Now, the workflow version also works:

> car_wflow <- workflow() |>
+     add_recipe(spline_cars) |>
+     add_model(linear_lm)
> # Now you can prepare the recipe and estimate the model via a single call to fit():
> car_wflow_fit <- fit(car_wflow, data = mtcars)
> # and extract_eq() works too:
> extract_eq(car_wflow_fit)
$$
\operatorname{..y} = \alpha + \beta_{1}(\operatorname{cyl}) + \beta_{2}(\operatorname{hp}) + \beta_{3}(\operatorname{drat}) + \beta_{4}(\operatorname{wt}) + \beta_{5}(\operatorname{qsec}) + \beta_{6}(\operatorname{vs}) + \beta_{7}(\operatorname{am}) + \beta_{8}(\operatorname{gear}) + \beta_{9}(\operatorname{carb}) + \beta_{10}(\operatorname{disp\_ns\_01}) + \beta_{11}(\operatorname{disp\_ns\_02}) + \beta_{12}(\operatorname{disp\_ns\_03}) + \beta_{13}(\operatorname{disp\_ns\_04}) + \beta_{14}(\operatorname{disp\_ns\_05}) + \beta_{15}(\operatorname{disp\_ns\_06}) + \beta_{16}(\operatorname{disp\_ns\_07}) + \beta_{17}(\operatorname{disp\_ns\_08}) + \beta_{18}(\operatorname{disp\_ns\_09}) + \beta_{19}(\operatorname{disp\_ns\_10}) + \epsilon
$$

I am pretty sure there are many other {tidymodels} model_fit, workflow objects, or other that do not work properly with {equatiomatic}... you mileage will vary!

phgrosjean commented 3 weeks ago

@datalorax @davidkane9 I am waiting for your possible comments or suggestions before I submit the new version of {equationmatic} to CRAN.

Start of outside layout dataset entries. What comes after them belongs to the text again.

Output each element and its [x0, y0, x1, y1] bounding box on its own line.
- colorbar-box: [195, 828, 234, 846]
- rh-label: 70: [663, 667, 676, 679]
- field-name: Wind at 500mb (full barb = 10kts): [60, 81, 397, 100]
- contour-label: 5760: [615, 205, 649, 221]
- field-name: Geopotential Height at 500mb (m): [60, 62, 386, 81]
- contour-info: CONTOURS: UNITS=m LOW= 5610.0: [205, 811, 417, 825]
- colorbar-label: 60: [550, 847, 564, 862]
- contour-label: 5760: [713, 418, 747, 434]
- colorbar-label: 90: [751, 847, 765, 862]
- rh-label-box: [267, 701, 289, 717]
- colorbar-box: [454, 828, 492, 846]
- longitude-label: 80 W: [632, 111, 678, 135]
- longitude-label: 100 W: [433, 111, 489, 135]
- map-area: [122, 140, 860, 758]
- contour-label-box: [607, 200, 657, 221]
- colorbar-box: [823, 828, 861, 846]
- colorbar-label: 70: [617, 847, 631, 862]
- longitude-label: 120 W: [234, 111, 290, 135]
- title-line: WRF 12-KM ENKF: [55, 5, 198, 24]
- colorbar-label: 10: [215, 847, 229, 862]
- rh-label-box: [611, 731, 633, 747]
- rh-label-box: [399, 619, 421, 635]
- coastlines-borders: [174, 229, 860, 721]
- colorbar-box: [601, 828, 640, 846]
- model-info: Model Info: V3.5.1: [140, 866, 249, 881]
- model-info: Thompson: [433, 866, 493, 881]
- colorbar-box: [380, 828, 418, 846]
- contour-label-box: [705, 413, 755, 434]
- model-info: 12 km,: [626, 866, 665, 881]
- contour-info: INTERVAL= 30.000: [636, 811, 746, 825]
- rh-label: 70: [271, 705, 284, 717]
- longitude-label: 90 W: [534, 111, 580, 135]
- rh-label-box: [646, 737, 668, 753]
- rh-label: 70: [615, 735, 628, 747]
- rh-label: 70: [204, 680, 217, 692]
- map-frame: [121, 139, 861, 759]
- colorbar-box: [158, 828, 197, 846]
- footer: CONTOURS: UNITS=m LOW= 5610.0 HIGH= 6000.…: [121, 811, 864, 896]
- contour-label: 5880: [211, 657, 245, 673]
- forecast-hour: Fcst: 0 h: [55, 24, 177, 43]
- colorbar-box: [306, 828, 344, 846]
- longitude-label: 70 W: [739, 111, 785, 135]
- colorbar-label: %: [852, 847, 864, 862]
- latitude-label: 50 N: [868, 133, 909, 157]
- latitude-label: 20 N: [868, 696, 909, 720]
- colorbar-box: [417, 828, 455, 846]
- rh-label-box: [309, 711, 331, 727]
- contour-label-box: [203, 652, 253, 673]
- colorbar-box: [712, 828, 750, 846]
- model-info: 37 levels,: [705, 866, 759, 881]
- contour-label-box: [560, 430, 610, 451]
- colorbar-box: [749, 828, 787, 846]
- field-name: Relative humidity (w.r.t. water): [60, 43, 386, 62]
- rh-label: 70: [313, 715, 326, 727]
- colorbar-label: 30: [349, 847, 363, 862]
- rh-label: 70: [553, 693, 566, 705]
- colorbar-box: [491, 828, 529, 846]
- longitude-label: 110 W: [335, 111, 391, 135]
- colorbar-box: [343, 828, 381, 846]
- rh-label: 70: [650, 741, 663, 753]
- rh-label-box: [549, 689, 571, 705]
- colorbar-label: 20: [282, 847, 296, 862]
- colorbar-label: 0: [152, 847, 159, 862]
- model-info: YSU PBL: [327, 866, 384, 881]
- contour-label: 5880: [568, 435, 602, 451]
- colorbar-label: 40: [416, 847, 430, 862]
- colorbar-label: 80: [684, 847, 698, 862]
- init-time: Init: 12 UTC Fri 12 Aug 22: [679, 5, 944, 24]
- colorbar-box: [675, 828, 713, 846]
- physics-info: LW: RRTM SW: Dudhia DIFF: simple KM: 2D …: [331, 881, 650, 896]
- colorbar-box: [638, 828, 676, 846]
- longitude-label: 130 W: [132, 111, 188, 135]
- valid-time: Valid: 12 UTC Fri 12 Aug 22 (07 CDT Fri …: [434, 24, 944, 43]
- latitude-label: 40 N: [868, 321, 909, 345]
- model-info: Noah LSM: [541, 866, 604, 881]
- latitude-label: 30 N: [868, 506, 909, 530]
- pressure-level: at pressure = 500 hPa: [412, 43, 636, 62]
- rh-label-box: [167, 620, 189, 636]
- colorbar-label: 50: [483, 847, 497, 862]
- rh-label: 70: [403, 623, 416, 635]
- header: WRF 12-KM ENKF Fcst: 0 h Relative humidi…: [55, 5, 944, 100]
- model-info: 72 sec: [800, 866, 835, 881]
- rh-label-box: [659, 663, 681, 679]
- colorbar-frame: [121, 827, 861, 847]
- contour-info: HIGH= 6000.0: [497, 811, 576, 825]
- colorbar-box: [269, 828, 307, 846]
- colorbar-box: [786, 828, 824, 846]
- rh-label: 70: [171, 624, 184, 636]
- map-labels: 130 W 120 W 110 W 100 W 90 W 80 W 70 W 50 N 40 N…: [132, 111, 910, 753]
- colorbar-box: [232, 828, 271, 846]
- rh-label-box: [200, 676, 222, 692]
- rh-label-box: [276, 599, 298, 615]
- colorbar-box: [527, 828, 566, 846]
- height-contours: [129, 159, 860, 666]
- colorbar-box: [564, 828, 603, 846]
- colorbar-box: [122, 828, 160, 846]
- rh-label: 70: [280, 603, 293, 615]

datalorax commented 3 weeks ago

Thanks @phgrosjean, I am confused why explicit calls to broom.mixed is needed when it's already an import. Is there a way to avoid that?

It does not surprise me that many of the models won't work. We could go about trying to make most of them work but that also feels like a significant undertaking. So basically I'm fine with whatever you want to do.

phgrosjean commented 3 weeks ago

Yes, it is not clear why library(broom.mixed) solved the error in the example. I don't know either.